If you've ever simply launched the Facebook app on your Android smartphone, Facebook may have collected your phone number, according to an alert from Symantec. This marks the second time in two weeks that a security company has cited the social networking site for grabbing and storing contact info from people who may not even have Facebook accounts.
"The first time you launch the Facebook application, even before logging in, your phone number will be sent over the Internet to Facebook servers. You do not need to provide your phone number, log in, initiate a specific action, or even need a Facebook account for this to happen," according to Symantec's official blog.
Hundreds of millions of devices have installed the Facebook application, according to Symantec, and some devices come pre-installed with it; thus, a significant portion of Android devices are likely affected.

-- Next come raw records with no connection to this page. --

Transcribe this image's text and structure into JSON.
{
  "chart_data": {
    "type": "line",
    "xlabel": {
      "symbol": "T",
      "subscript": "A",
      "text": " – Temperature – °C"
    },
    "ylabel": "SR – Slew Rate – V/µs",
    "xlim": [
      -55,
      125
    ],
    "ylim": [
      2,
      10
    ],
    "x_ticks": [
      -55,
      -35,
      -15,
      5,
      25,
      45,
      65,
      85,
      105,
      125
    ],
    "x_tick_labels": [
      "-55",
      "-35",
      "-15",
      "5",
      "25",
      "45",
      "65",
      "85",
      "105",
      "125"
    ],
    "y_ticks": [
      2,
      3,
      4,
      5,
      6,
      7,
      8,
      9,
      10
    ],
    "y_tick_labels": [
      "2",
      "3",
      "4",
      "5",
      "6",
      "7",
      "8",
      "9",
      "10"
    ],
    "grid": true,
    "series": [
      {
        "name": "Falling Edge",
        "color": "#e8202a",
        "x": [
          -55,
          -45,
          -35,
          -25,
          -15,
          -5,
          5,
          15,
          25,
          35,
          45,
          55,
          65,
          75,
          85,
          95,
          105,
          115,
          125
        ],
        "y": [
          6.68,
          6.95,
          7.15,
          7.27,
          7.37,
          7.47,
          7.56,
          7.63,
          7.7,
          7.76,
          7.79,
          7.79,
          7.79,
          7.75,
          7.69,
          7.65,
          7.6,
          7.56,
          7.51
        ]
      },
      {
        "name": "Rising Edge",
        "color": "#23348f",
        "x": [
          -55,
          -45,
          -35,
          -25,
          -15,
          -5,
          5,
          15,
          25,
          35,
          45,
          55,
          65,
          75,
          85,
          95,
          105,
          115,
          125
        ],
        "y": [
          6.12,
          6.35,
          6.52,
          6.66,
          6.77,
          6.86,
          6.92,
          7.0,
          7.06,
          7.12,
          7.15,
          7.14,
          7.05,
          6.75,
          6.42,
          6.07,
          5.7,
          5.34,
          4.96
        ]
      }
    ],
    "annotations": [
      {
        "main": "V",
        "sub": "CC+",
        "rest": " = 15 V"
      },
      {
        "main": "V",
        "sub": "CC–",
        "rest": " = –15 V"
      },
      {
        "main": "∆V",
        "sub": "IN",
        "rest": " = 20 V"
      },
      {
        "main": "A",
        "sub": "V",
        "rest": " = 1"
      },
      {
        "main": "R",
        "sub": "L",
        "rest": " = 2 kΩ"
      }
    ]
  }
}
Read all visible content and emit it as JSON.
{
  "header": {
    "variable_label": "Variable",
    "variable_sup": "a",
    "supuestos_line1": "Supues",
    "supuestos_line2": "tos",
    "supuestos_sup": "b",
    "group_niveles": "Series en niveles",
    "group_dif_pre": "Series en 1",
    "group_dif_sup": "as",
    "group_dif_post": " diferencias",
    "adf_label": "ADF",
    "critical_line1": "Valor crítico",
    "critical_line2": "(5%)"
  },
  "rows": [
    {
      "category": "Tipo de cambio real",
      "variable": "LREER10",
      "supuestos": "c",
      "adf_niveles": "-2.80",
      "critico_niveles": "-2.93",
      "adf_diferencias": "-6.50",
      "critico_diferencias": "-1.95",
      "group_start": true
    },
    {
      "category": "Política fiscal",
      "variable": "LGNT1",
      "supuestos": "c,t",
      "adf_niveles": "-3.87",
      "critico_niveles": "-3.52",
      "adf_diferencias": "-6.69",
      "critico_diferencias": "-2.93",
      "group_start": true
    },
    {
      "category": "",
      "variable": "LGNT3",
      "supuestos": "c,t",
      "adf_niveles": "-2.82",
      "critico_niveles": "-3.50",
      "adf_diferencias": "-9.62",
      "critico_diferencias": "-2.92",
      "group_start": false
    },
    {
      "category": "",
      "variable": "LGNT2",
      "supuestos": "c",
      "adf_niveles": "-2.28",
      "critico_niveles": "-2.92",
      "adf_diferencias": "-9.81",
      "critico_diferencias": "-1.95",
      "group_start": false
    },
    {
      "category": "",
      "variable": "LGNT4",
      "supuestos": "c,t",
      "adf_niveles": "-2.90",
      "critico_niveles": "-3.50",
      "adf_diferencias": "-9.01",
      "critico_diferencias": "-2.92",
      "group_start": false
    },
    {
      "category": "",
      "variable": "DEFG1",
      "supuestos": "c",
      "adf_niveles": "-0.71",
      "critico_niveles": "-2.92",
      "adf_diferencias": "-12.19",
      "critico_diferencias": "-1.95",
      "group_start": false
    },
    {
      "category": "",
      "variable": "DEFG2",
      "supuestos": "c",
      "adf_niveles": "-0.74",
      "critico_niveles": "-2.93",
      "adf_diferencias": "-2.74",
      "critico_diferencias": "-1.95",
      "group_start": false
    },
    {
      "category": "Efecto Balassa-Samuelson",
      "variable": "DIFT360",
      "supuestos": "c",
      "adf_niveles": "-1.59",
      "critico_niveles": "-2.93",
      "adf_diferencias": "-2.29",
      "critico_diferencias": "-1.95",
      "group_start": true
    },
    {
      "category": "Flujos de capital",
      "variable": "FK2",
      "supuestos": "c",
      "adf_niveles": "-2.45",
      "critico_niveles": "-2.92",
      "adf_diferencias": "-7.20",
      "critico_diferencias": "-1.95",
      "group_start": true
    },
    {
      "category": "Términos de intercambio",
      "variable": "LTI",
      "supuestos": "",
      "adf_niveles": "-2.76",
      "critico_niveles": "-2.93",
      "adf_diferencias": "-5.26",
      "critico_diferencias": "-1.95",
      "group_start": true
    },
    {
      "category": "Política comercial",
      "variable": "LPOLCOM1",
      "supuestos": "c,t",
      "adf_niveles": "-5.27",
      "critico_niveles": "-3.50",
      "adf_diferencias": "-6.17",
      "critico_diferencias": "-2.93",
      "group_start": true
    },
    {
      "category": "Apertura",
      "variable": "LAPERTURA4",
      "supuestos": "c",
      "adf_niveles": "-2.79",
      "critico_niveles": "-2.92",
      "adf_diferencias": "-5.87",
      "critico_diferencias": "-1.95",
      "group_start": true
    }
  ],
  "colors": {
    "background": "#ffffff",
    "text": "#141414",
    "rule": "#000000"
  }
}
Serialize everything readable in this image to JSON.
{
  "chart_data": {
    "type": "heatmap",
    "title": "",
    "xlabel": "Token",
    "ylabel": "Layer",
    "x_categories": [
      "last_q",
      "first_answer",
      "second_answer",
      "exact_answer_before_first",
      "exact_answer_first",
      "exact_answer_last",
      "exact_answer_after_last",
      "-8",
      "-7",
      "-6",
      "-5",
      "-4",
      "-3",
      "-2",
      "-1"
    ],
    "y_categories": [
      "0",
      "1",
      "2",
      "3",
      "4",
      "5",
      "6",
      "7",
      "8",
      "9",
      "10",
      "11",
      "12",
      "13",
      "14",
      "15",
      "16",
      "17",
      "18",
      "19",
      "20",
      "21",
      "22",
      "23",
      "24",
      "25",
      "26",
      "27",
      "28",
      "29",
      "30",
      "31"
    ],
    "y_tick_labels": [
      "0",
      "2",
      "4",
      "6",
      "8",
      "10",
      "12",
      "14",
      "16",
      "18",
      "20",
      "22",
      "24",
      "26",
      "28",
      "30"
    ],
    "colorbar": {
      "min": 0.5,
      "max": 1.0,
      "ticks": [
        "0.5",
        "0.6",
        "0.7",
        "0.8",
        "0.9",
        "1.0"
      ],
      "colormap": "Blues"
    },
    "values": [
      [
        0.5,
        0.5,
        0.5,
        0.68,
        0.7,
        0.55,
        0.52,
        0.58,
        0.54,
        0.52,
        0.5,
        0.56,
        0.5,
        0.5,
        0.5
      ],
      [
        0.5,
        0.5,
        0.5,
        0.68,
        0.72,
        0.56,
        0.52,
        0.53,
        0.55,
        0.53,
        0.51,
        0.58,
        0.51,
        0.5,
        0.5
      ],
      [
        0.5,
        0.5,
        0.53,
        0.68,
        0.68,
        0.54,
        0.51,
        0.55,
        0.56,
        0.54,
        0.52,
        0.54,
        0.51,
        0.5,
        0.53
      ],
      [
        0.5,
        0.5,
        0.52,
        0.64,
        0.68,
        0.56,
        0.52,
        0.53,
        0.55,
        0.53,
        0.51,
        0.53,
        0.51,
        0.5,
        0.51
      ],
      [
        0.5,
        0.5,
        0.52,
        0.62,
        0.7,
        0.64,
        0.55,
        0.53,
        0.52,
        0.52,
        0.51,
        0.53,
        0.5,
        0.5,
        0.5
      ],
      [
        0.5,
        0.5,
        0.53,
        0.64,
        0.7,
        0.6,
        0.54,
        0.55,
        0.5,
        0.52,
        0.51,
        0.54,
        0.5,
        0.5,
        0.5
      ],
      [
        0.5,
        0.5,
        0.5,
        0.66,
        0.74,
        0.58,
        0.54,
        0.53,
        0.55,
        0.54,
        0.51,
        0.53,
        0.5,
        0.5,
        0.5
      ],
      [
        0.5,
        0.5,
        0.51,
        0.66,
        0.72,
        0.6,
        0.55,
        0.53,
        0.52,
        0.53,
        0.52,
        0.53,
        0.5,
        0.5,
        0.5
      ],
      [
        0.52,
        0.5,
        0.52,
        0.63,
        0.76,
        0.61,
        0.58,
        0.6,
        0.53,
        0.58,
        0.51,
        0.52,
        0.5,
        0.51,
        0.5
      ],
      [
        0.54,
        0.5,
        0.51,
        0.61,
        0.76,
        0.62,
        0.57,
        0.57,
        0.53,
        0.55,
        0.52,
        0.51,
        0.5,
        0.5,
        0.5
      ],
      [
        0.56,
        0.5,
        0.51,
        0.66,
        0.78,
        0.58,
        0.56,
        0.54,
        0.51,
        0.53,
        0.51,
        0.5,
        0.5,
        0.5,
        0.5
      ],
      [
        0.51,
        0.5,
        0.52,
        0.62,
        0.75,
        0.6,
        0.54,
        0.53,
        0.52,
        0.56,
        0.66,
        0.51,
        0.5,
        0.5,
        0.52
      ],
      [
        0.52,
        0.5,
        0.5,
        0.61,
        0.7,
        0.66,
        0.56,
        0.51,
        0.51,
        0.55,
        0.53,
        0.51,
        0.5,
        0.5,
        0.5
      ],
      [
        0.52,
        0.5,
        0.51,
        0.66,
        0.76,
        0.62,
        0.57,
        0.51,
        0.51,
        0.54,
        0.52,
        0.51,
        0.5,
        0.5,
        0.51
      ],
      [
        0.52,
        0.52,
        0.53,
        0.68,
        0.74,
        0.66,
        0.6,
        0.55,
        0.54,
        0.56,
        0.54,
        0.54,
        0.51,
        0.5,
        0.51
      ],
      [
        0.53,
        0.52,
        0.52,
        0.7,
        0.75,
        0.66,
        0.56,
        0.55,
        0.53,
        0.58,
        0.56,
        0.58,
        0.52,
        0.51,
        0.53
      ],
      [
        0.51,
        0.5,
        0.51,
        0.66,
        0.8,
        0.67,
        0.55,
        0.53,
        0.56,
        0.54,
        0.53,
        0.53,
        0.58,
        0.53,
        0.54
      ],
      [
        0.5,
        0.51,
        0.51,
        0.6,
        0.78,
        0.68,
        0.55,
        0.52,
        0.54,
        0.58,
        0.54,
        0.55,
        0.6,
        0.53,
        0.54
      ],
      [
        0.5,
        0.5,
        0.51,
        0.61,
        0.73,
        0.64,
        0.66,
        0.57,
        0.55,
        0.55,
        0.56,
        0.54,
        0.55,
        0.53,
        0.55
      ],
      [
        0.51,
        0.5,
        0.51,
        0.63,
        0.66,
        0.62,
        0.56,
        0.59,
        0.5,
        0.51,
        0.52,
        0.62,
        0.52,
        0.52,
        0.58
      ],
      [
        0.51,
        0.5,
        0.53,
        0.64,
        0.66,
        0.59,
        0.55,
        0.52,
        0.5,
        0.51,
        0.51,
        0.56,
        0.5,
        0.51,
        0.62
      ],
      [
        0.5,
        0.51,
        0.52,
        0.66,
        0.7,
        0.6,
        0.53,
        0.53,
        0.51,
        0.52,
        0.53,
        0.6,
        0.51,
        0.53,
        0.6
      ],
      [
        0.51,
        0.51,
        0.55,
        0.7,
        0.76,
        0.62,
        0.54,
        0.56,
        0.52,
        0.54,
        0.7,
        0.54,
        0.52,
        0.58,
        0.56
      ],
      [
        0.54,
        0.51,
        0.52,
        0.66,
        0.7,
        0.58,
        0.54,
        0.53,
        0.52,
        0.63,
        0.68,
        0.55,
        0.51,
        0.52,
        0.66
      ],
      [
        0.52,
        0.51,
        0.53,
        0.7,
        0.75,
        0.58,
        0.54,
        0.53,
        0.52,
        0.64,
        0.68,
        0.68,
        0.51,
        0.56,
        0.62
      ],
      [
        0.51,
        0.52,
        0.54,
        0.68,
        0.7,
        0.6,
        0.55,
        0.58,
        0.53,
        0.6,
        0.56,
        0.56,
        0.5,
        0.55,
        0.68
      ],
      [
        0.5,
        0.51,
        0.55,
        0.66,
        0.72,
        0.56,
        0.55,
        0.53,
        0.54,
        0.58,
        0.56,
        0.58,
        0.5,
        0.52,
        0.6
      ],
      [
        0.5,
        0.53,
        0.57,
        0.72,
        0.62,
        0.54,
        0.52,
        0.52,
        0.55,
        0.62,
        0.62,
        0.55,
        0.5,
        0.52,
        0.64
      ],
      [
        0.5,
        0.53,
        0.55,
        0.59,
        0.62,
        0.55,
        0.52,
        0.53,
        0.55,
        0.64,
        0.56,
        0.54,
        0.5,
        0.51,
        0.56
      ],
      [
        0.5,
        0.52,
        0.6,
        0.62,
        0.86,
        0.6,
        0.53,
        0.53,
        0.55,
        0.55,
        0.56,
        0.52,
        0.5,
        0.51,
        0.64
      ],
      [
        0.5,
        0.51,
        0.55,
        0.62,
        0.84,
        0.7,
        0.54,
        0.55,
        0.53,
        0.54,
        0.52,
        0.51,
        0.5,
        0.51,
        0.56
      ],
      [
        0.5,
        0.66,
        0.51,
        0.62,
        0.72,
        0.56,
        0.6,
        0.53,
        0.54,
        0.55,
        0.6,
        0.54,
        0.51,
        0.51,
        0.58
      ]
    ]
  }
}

The news isn't going to help Facebook's reputation for being less-than-vigilant with its vast hoard of valuable user (and non-user) data. Security company Packet Storm revealed last week that for a year, Facebook was leaking potentially private contact information collected from users who uploaded their contact lists to the site. Packet Storm later criticized Facebook for understating the scope of the leak and for failing to alert nonusers who may have been affected.
Facebook has acknowledged the issue with the Android app said it would fix it in the next release. The company claims that it neither used nor processed the phone numbers and has deleted them all from its servers. The company also said it has fixed the aforementioned "data leak" issue. But it's probably time for Facebook to revisit its data privacy policies, such as which data it collects and saves, or face user backlash.
This revelation also casts yet another shadow on the Google Play app store, which has garnered a reputation for housing insecure mobile wares. Notably, according to Symantec, Facebook for Android isn't the only mobile app in the Google Play that's leaking user data. The company says the new version of its Norton Mobile Security software is capable of pinpointing which apps exhibit similarly risky behavior.